View Single Post
Old 05-02-2013, 09:49 AM
  # 31 (permalink)  
lizatola
Member
 
lizatola's Avatar
 
Join Date: Aug 2010
Posts: 2,349
Originally Posted by petmagnet View Post
I understand What you mean lizatola, I think I too have made a lot of progress these past couple of months. I suffered with so much guilt all the time about saying NO to my AH. About standing up for me, for what I want, and for what I am comfortable doing or not doing. I think some of my most recent turning points have been standing up for my boundaries that I set. I didn't cave. I also find that I just don't yell and scream or freak out like I did. And I could FREAK OUT with the best of them. I find it's just not worth my time or energy. I may acknowledge he was out till 2 am, with a sentence the next day, but that's it, no more. Walking away, carrying on.

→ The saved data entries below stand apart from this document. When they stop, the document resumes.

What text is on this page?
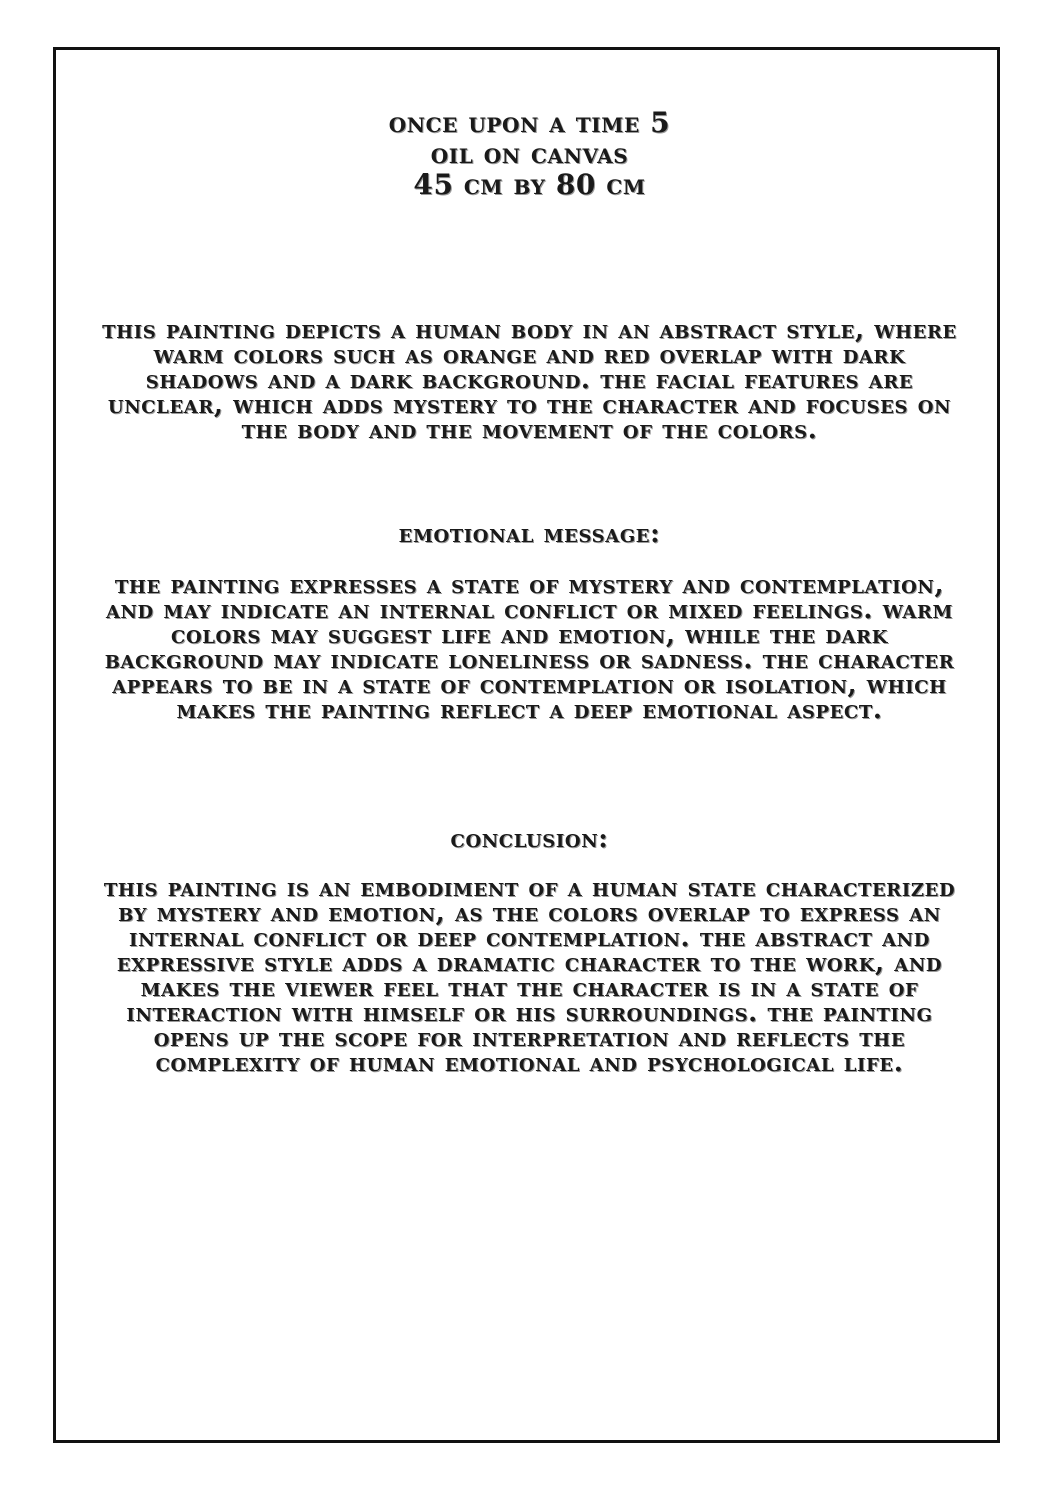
once upon a time 5
oil on canvas
45 cm by 80 cm
this painting depicts a human body in an abstract style, where warm colors such as orange and red overlap with dark shadows and a dark background. the facial features are unclear, which adds mystery to the character and focuses on the body and the movement of the colors.
emotional message:
the painting expresses a state of mystery and contemplation, and may indicate an internal conflict or mixed feelings. warm colors may suggest life and emotion, while the dark background may indicate loneliness or sadness. the character appears to be in a state of contemplation or isolation, which makes the painting reflect a deep emotional aspect.
conclusion:
this painting is an embodiment of a human state characterized by mystery and emotion, as the colors overlap to express an internal conflict or deep contemplation. the abstract and expressive style adds a dramatic character to the work, and makes the viewer feel that the character is in a state of interaction with himself or his surroundings. the painting opens up the scope for interpretation and reflects the complexity of human emotional and psychological life.
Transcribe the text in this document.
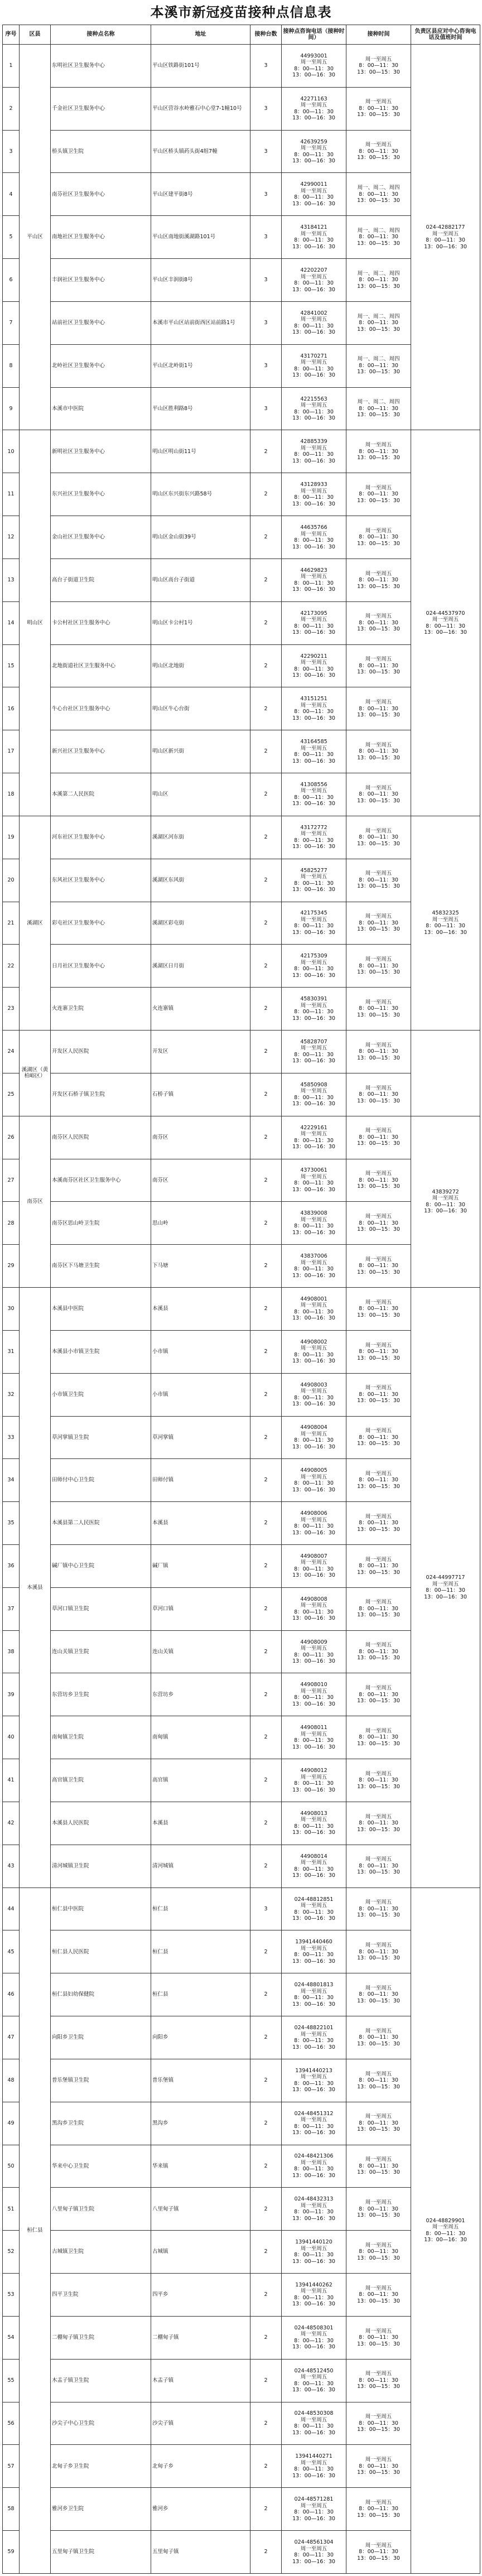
本溪市新冠疫苗接种点信息表
序号	区县	接种点名称	地址	接种台数	接种点咨询电话（接种时间）	接种时间	负责区县应对中心咨询电话及值班时间
1	平山区	东明社区卫生服务中心	平山区铁路街101号	3	44993001
周一至周五
8：00—11：30
13：00—16：30	周一至周五
8：00—11：30
13：00—15：30	024-42882177
周一至周五
8：00—11：30
13：00—16：30
2		千金社区卫生服务中心	平山区营谷水岭雅石中心堂7-1幢10号	3	42271163
周一至周五
8：00—11：30
13：00—16：30	周一至周五
8：00—11：30
13：00—15：30	
3		桥头镇卫生院	平山区桥头镇药头街4组7幢	3	42639259
周一至周五
8：00—11：30
13：00—16：30	周一至周五
8：00—11：30
13：00—15：30	
4		南芬社区卫生服务中心	平山区建平街8号	3	42990011
周一至周五
8：00—11：30
13：00—16：30	周一、周二、周四
8：00—11：30
13：00—15：30	
5		南地社区卫生服务中心	平山区南地街溪湖路101号	3	43184121
周一至周五
8：00—11：30
13：00—16：30	周一、周二、周四
8：00—11：30
13：00—15：30	
6		丰润社区卫生服务中心	平山区丰润街8号	3	42202207
周一至周五
8：00—11：30
13：00—16：30	周一、周二、周四
8：00—11：30
13：00—15：30	
7		站前社区卫生服务中心	本溪市平山区站前街西区站前路1号	3	42841002
周一至周五
8：00—11：30
13：00—16：30	周一、周二、周四
8：00—11：30
13：00—15：30	
8		北岭社区卫生服务中心	平山区北岭街1号	3	43170271
周一至周五
8：00—11：30
13：00—16：30	周一、周二、周四
8：00—11：30
13：00—15：30	
9		本溪市中医院	平山区胜利路8号	3	42215563
周一至周五
8：00—11：30
13：00—16：30	周一、周二、周四
8：00—11：30
13：00—15：30	
10	明山区	新明社区卫生服务中心	明山区明山街11号	2	42885339
周一至周五
8：00—11：30
13：00—16：30	周一至周五
8：00—11：30
13：00—15：30	024-44537970
周一至周五
8：00—11：30
13：00—16：30
11		东兴社区卫生服务中心	明山区东兴街东兴路58号	2	43128933
周一至周五
8：00—11：30
13：00—16：30	周一至周五
8：00—11：30
13：00—15：30	
12		金山社区卫生服务中心	明山区金山街39号	2	44635766
周一至周五
8：00—11：30
13：00—16：30	周一至周五
8：00—11：30
13：00—15：30	
13		高台子街道卫生院	明山区高台子街道	2	44629823
周一至周五
8：00—11：30
13：00—16：30	周一至周五
8：00—11：30
13：00—15：30	
14		卡公村社区卫生服务中心	明山区卡公村1号	2	42173095
周一至周五
8：00—11：30
13：00—16：30	周一至周五
8：00—11：30
13：00—15：30	
15		北地街道社区卫生服务中心	明山区北地街	2	42290211
周一至周五
8：00—11：30
13：00—16：30	周一至周五
8：00—11：30
13：00—15：30	
16		牛心台社区卫生服务中心	明山区牛心台街	2	43151251
周一至周五
8：00—11：30
13：00—16：30	周一至周五
8：00—11：30
13：00—15：30	
17		新兴社区卫生服务中心	明山区新兴街	2	43164585
周一至周五
8：00—11：30
13：00—16：30	周一至周五
8：00—11：30
13：00—15：30	
18		本溪第二人民医院	明山区	2	41308556
周一至周五
8：00—11：30
13：00—16：30	周一至周五
8：00—11：30
13：00—15：30	
19	溪湖区	河东社区卫生服务中心	溪湖区河东街	2	43172772
周一至周五
8：00—11：30
13：00—16：30	周一至周五
8：00—11：30
13：00—15：30	45832325
周一至周五
8：00—11：30
13：00—16：30
20		东风社区卫生服务中心	溪湖区东风街	2	45825277
周一至周五
8：00—11：30
13：00—16：30	周一至周五
8：00—11：30
13：00—15：30	
21		彩屯社区卫生服务中心	溪湖区彩屯街	2	42175345
周一至周五
8：00—11：30
13：00—16：30	周一至周五
8：00—11：30
13：00—15：30	
22		日月社区卫生服务中心	溪湖区日月街	2	42175309
周一至周五
8：00—11：30
13：00—16：30	周一至周五
8：00—11：30
13：00—15：30	
23		火连寨卫生院	火连寨镇	2	45830391
周一至周五
8：00—11：30
13：00—16：30	周一至周五
8：00—11：30
13：00—15：30	
24	溪湖区（黄柏峪区）	开发区人民医院	开发区	2	45828707
周一至周五
8：00—11：30
13：00—16：30	周一至周五
8：00—11：30
13：00—15：30	
25		开发区石桥子镇卫生院	石桥子镇	2	45850908
周一至周五
8：00—11：30
13：00—16：30	周一至周五
8：00—11：30
13：00—15：30	
26	南芬区	南芬区人民医院	南芬区	2	42229161
周一至周五
8：00—11：30
13：00—16：30	周一至周五
8：00—11：30
13：00—15：30	43839272
周一至周五
8：00—11：30
13：00—16：30
27		本溪南芬区社区卫生服务中心	南芬区	2	43730061
周一至周五
8：00—11：30
13：00—16：30	周一至周五
8：00—11：30
13：00—15：30	
28		南芬区思山岭卫生院	思山岭	2	43839008
周一至周五
8：00—11：30
13：00—16：30	周一至周五
8：00—11：30
13：00—15：30	
29		南芬区下马塘卫生院	下马塘	2	43837006
周一至周五
8：00—11：30
13：00—16：30	周一至周五
8：00—11：30
13：00—15：30	
30	本溪县	本溪县中医院	本溪县	2	44908001
周一至周五
8：00—11：30
13：00—16：30	周一至周五
8：00—11：30
13：00—15：30	024-44997717
周一至周五
8：00—11：30
13：00—16：30
31		本溪县小市镇卫生院	小市镇	2	44908002
周一至周五
8：00—11：30
13：00—16：30	周一至周五
8：00—11：30
13：00—15：30	
32		小市镇卫生院	小市镇	2	44908003
周一至周五
8：00—11：30
13：00—16：30	周一至周五
8：00—11：30
13：00—15：30	
33		草河掌镇卫生院	草河掌镇	2	44908004
周一至周五
8：00—11：30
13：00—16：30	周一至周五
8：00—11：30
13：00—15：30	
34		田师付中心卫生院	田师付镇	2	44908005
周一至周五
8：00—11：30
13：00—16：30	周一至周五
8：00—11：30
13：00—15：30	
35		本溪县第二人民医院	本溪县	2	44908006
周一至周五
8：00—11：30
13：00—16：30	周一至周五
8：00—11：30
13：00—15：30	
36		碱厂镇中心卫生院	碱厂镇	2	44908007
周一至周五
8：00—11：30
13：00—16：30	周一至周五
8：00—11：30
13：00—15：30	
37		草河口镇卫生院	草河口镇	2	44908008
周一至周五
8：00—11：30
13：00—16：30	周一至周五
8：00—11：30
13：00—15：30	
38		连山关镇卫生院	连山关镇	2	44908009
周一至周五
8：00—11：30
13：00—16：30	周一至周五
8：00—11：30
13：00—15：30	
39		东营坊乡卫生院	东营坊乡	2	44908010
周一至周五
8：00—11：30
13：00—16：30	周一至周五
8：00—11：30
13：00—15：30	
40		南甸镇卫生院	南甸镇	2	44908011
周一至周五
8：00—11：30
13：00—16：30	周一至周五
8：00—11：30
13：00—15：30	
41		高官镇卫生院	高官镇	2	44908012
周一至周五
8：00—11：30
13：00—16：30	周一至周五
8：00—11：30
13：00—15：30	
42		本溪县人民医院	本溪县	2	44908013
周一至周五
8：00—11：30
13：00—16：30	周一至周五
8：00—11：30
13：00—15：30	
43		清河城镇卫生院	清河城镇	2	44908014
周一至周五
8：00—11：30
13：00—16：30	周一至周五
8：00—11：30
13：00—15：30	
44	桓仁县	桓仁县中医院	桓仁县	3	024-48812851
周一至周五
8：00—11：30
13：00—16：30	周一至周五
8：00—11：30
13：00—15：30	024-48829901
周一至周五
8：00—11：30
13：00—16：30
45		桓仁县人民医院	桓仁县	2	13941440460
周一至周五
8：00—11：30
13：00—16：30	周一至周五
8：00—11：30
13：00—15：30	
46		桓仁县妇幼保健院	桓仁县	2	024-48801813
周一至周五
8：00—11：30
13：00—16：30	周一至周五
8：00—11：30
13：00—15：30	
47		向阳乡卫生院	向阳乡	2	024-48822101
周一至周五
8：00—11：30
13：00—16：30	周一至周五
8：00—11：30
13：00—15：30	
48		普乐堡镇卫生院	普乐堡镇	2	13941440213
周一至周五
8：00—11：30
13：00—16：30	周一至周五
8：00—11：30
13：00—15：30	
49		黑沟乡卫生院	黑沟乡	2	024-48451312
周一至周五
8：00—11：30
13：00—16：30	周一至周五
8：00—11：30
13：00—15：30	
50		华来中心卫生院	华来镇	2	024-48421306
周一至周五
8：00—11：30
13：00—16：30	周一至周五
8：00—11：30
13：00—15：30	
51		八里甸子镇卫生院	八里甸子镇	2	024-48432313
周一至周五
8：00—11：30
13：00—16：30	周一至周五
8：00—11：30
13：00—15：30	
52		古城镇卫生院	古城镇	2	13941440120
周一至周五
8：00—11：30
13：00—16：30	周一至周五
8：00—11：30
13：00—15：30	
53		四平卫生院	四平乡	2	13941440262
周一至周五
8：00—11：30
13：00—16：30	周一至周五
8：00—11：30
13：00—15：30	
54		二棚甸子镇卫生院	二棚甸子镇	2	024-48508301
周一至周五
8：00—11：30
13：00—16：30	周一至周五
8：00—11：30
13：00—15：30	
55		木盂子镇卫生院	木盂子镇	2	024-48512450
周一至周五
8：00—11：30
13：00—16：30	周一至周五
8：00—11：30
13：00—15：30	
56		沙尖子中心卫生院	沙尖子镇	2	024-48530308
周一至周五
8：00—11：30
13：00—16：30	周一至周五
8：00—11：30
13：00—15：30	
57		北甸子乡卫生院	北甸子乡	2	13941440271
周一至周五
8：00—11：30
13：00—16：30	周一至周五
8：00—11：30
13：00—15：30	
58		雅河乡卫生院	雅河乡	2	024-48571281
周一至周五
8：00—11：30
13：00—16：30	周一至周五
8：00—11：30
13：00—15：30	
59		五里甸子镇卫生院	五里甸子镇	2	024-48561304
周一至周五
8：00—11：30
13：00—16：30	周一至周五
8：00—11：30
13：00—15：30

I also am finding that I am replacing the anger I had with more of a sadness for him. I have a life that has meaning without a substance, I am here to enjoy my kids and my life while he wastes endless hours in a bar. He is missing so much due to a disease that has taken control of his mind and soul and changed the man he used to be. It's very sad to me. But, I've fully realized there is nothing I can do for him. I'm sure I have more changes to come- just as you and all the others in this stage. But I must admit it's a good feeling to finally be detaching.
Thanks for sharing this. I, too, have moved into a sadness for AH more so than anger. After his last binge I realized that I was more angry at myself for having a tiny itty bitty shred of hope, not angry at him anymore. He's going to do what an alcoholic does: drinks. Yet, I realized that we can't rebuild our marriage on lies and broken promises so something has to change. My AH also misses so many things and it's not even because he's drinking, it's just because he's depressed or angry or playing passive aggressive games like the silent treatment. What a waste of time, it's truly sad at this point.